The neutral π-meson particle π_0 (very very very shortlived!) is the anti-symmetric linear combination of uu' and dd' biquark states - where u' = anti-quark of the "up" quark u, and likewise for the "down" quark d. That is, π_0 = (uu' - dd')/√2. #physics #algebra

in terms of quantum numbers yes! but since QCD is strongly coupled we run into huge problems when we think of mesons being a bound state of quarks and gluons! confinement

But for weak interactions such linear combinations (also for the charged pions, e.g. π^- = u'd) are still good, right? (Since they produce correct decay rates, cross ratios, for the pions.) What do you think?

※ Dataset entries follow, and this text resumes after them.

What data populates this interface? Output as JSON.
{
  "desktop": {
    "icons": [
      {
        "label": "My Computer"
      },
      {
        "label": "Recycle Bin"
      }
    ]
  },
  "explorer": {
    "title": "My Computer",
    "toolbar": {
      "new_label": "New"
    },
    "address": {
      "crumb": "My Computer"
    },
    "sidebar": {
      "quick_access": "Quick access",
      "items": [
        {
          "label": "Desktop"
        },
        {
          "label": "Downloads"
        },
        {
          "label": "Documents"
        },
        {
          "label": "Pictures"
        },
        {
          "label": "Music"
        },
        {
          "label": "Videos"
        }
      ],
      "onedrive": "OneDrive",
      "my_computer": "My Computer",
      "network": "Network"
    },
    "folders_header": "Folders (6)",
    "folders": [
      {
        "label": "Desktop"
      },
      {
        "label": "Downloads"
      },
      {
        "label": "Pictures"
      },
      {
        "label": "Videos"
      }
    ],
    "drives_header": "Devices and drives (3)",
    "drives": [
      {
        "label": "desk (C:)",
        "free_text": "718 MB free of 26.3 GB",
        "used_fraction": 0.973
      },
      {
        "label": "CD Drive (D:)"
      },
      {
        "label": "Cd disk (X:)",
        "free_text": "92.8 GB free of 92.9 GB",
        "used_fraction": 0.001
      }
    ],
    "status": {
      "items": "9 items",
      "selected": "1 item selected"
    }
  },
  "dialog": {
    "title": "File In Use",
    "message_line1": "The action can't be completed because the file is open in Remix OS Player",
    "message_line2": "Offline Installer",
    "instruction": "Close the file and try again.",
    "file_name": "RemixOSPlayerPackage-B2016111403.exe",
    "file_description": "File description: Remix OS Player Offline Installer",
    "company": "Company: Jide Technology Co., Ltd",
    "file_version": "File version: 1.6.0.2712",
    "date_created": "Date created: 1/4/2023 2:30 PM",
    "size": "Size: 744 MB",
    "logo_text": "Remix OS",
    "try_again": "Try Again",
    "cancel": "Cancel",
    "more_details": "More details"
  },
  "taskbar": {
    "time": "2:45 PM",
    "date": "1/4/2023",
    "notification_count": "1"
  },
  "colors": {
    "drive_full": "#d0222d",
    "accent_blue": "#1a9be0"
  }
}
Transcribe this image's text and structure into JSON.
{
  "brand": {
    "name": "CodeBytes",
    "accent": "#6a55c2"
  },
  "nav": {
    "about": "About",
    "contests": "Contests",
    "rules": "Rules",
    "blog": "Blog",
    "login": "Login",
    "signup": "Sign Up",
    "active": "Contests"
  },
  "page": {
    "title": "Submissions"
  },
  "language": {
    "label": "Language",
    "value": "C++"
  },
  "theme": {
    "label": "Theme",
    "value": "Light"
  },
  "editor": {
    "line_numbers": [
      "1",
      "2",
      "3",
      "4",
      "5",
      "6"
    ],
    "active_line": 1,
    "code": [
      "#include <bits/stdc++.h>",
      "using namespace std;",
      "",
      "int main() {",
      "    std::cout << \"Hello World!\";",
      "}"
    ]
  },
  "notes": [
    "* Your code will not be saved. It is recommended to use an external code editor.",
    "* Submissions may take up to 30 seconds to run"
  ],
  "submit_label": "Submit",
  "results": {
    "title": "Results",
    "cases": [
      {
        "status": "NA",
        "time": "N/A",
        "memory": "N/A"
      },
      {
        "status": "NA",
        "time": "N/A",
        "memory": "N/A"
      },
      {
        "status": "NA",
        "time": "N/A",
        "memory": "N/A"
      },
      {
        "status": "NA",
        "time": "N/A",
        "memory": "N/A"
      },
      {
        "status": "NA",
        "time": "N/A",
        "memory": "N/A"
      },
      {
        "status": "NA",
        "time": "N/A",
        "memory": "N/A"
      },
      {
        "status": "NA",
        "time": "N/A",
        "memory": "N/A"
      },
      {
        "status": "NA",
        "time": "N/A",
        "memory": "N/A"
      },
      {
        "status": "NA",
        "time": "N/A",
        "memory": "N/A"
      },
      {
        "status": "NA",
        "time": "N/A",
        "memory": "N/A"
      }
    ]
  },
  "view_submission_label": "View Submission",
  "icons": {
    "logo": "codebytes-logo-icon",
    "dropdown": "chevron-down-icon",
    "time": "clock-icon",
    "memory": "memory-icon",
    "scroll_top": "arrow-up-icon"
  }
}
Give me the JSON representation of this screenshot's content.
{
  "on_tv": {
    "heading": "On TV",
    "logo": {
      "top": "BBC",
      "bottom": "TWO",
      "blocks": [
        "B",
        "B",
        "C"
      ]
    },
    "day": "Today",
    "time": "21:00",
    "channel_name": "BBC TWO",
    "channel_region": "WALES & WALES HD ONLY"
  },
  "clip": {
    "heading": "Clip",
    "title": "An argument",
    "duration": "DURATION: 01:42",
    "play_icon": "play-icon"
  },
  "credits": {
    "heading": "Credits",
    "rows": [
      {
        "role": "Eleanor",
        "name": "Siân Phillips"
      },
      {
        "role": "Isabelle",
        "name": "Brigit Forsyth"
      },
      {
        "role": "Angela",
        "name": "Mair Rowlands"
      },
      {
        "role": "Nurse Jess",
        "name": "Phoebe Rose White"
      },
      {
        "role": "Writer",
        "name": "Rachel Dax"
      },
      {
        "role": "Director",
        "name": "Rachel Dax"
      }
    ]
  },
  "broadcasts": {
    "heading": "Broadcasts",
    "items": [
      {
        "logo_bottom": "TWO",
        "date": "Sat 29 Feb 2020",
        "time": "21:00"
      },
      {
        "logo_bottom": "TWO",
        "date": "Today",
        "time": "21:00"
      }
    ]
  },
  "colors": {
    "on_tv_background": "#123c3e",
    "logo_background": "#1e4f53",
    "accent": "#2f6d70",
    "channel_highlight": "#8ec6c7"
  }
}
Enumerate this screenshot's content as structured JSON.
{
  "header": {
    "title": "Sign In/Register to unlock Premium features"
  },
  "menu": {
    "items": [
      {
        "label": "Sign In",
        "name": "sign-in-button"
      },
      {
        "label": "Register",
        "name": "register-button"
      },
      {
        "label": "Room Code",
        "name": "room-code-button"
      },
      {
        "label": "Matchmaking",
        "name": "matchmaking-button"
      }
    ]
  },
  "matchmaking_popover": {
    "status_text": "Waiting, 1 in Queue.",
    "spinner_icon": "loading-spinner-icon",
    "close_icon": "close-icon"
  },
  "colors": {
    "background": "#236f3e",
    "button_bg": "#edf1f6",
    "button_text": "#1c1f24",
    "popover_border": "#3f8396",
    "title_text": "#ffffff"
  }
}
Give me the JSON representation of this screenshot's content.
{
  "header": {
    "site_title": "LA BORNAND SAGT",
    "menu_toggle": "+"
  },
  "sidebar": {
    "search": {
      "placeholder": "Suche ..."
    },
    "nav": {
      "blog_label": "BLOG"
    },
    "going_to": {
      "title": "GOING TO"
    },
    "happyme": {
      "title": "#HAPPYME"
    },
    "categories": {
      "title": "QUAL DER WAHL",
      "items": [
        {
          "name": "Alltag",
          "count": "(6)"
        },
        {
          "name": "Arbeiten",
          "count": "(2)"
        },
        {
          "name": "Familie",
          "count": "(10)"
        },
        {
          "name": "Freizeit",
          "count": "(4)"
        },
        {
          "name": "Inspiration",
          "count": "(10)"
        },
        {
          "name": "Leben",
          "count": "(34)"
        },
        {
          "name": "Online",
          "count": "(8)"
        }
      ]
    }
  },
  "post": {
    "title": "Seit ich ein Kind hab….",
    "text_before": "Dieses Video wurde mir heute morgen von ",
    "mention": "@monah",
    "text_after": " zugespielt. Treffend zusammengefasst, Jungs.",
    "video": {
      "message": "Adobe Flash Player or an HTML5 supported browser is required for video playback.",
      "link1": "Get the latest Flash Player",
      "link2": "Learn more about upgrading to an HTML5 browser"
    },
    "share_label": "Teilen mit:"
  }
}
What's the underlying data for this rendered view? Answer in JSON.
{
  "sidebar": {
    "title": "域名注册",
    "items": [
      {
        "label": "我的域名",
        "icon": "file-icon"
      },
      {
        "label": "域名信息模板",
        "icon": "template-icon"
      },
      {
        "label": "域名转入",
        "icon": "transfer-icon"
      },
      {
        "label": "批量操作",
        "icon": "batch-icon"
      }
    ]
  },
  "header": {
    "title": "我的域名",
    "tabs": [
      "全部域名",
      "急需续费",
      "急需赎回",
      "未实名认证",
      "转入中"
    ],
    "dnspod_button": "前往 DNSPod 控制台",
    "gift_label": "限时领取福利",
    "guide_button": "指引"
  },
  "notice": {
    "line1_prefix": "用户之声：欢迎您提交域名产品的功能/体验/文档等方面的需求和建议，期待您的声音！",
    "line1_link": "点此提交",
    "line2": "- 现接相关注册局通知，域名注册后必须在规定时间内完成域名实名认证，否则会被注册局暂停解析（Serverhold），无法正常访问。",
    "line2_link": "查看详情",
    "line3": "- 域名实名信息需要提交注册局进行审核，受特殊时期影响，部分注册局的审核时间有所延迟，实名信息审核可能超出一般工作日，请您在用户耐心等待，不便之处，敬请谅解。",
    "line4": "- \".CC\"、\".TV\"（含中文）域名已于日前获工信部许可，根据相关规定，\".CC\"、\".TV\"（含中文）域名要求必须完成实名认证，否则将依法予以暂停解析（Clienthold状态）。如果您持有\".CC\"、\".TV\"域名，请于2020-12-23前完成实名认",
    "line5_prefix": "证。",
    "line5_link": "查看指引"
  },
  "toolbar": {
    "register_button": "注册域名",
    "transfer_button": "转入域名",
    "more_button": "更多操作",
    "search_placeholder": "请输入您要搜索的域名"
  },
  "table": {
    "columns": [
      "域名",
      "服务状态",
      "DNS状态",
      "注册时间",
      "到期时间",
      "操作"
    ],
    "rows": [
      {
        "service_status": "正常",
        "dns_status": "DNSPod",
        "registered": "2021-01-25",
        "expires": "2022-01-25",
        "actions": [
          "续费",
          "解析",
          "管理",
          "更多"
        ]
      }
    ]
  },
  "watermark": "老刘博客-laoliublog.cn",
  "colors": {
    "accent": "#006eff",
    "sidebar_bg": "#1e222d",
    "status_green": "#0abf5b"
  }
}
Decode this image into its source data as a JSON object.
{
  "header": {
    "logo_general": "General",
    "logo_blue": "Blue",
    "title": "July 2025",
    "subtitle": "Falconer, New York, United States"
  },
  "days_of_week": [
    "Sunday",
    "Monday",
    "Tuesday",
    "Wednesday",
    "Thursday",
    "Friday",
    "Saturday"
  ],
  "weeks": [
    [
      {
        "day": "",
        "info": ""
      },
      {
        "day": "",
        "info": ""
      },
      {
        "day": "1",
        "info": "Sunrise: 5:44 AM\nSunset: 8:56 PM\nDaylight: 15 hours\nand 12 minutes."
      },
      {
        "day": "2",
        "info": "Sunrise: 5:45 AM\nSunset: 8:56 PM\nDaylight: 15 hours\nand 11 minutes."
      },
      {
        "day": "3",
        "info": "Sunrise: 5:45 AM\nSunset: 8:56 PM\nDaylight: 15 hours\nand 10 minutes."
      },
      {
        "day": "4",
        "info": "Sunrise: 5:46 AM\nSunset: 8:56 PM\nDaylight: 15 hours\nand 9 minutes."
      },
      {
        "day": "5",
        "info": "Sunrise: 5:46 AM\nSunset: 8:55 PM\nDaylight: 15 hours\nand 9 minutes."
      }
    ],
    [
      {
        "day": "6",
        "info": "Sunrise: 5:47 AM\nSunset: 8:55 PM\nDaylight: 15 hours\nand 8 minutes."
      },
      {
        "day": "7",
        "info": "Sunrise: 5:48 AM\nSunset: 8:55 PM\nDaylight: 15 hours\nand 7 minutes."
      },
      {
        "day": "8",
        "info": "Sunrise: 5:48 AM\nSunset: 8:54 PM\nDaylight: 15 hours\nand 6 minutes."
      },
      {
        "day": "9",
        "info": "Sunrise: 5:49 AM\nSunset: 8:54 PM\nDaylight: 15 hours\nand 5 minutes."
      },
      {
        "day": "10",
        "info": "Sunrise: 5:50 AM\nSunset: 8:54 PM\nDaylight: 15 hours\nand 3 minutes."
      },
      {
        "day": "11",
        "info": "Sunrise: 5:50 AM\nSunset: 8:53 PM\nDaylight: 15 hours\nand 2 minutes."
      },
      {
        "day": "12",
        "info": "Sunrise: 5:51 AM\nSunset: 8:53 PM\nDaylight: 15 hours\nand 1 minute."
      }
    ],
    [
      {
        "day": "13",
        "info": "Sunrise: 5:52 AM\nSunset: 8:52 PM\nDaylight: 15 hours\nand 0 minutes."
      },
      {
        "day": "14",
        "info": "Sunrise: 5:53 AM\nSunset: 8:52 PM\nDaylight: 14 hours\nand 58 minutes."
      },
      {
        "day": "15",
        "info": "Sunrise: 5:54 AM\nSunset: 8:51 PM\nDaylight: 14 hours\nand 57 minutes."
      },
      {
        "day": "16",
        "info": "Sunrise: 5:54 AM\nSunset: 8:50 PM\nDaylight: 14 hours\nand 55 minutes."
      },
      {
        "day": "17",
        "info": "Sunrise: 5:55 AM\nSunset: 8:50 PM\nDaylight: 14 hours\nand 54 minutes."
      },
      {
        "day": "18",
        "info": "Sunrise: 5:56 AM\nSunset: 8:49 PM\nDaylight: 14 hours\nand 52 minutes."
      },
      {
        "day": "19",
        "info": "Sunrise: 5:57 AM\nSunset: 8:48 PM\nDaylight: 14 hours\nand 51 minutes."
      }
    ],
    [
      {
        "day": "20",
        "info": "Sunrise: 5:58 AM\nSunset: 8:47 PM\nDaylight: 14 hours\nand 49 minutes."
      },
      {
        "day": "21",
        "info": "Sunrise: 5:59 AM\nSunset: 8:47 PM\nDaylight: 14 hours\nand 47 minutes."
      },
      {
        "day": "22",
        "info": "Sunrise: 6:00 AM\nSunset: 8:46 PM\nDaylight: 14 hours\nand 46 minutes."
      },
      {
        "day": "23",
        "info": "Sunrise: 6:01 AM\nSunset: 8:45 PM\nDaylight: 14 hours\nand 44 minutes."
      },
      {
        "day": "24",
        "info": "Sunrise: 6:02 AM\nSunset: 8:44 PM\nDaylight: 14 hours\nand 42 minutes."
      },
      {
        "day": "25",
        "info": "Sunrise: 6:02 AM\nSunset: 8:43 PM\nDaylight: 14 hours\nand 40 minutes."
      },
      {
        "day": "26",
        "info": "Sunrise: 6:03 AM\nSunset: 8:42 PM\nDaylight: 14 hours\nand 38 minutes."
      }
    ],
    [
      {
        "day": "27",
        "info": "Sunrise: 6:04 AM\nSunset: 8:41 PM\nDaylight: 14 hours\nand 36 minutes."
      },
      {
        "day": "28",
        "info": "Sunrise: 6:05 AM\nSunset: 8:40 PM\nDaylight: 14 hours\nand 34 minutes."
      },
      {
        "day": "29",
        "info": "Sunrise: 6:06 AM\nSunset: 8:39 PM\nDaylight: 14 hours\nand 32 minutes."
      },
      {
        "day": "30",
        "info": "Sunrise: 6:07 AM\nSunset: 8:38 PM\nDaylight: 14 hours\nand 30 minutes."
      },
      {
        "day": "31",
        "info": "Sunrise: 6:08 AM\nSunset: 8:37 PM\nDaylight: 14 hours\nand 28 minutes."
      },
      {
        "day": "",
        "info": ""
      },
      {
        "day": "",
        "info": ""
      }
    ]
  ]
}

well the thing is the thing is that QCD becomes strongly coupled at distances ~ 10 femtometer ~ 1/Λ_QCD s.. so we've never actually seen such a state at those energies .. indeed a bound state makes perfect sense there, but that's just not what we call a π^0 w. mass ~135MeV

i think about it in terms of distances cause it's easier for me to visualize .. at distances<1/Λ QCD is well defined in terms of quarks and gluons .. as E->Λ the coupling becomes strong and our perturbative expansion breaks down .. (cont)

So how do we predict the spectrum? .. well for the lighter mesons we can .. QCD has an approximate global SU(3)_L x SU(3)_R family symmetry which is also spontaneously broken to SU(3)_V by the quark condensate <qq> .. (cont)

So by Goldstone's theorem we will have 3^2 - 1 = 8 goldstone bosons .. these are the light pseudoscalar mesons K^\pm π^\pm etc Since the symmetry is Global this means that they should be massless, though which is not the case .. the small masses are treated as a pertbtn .. cont

The Goldstones always come out massless, so could approximately represent mesons (as I understand). Would symmetry breaking not give them mass thereafter?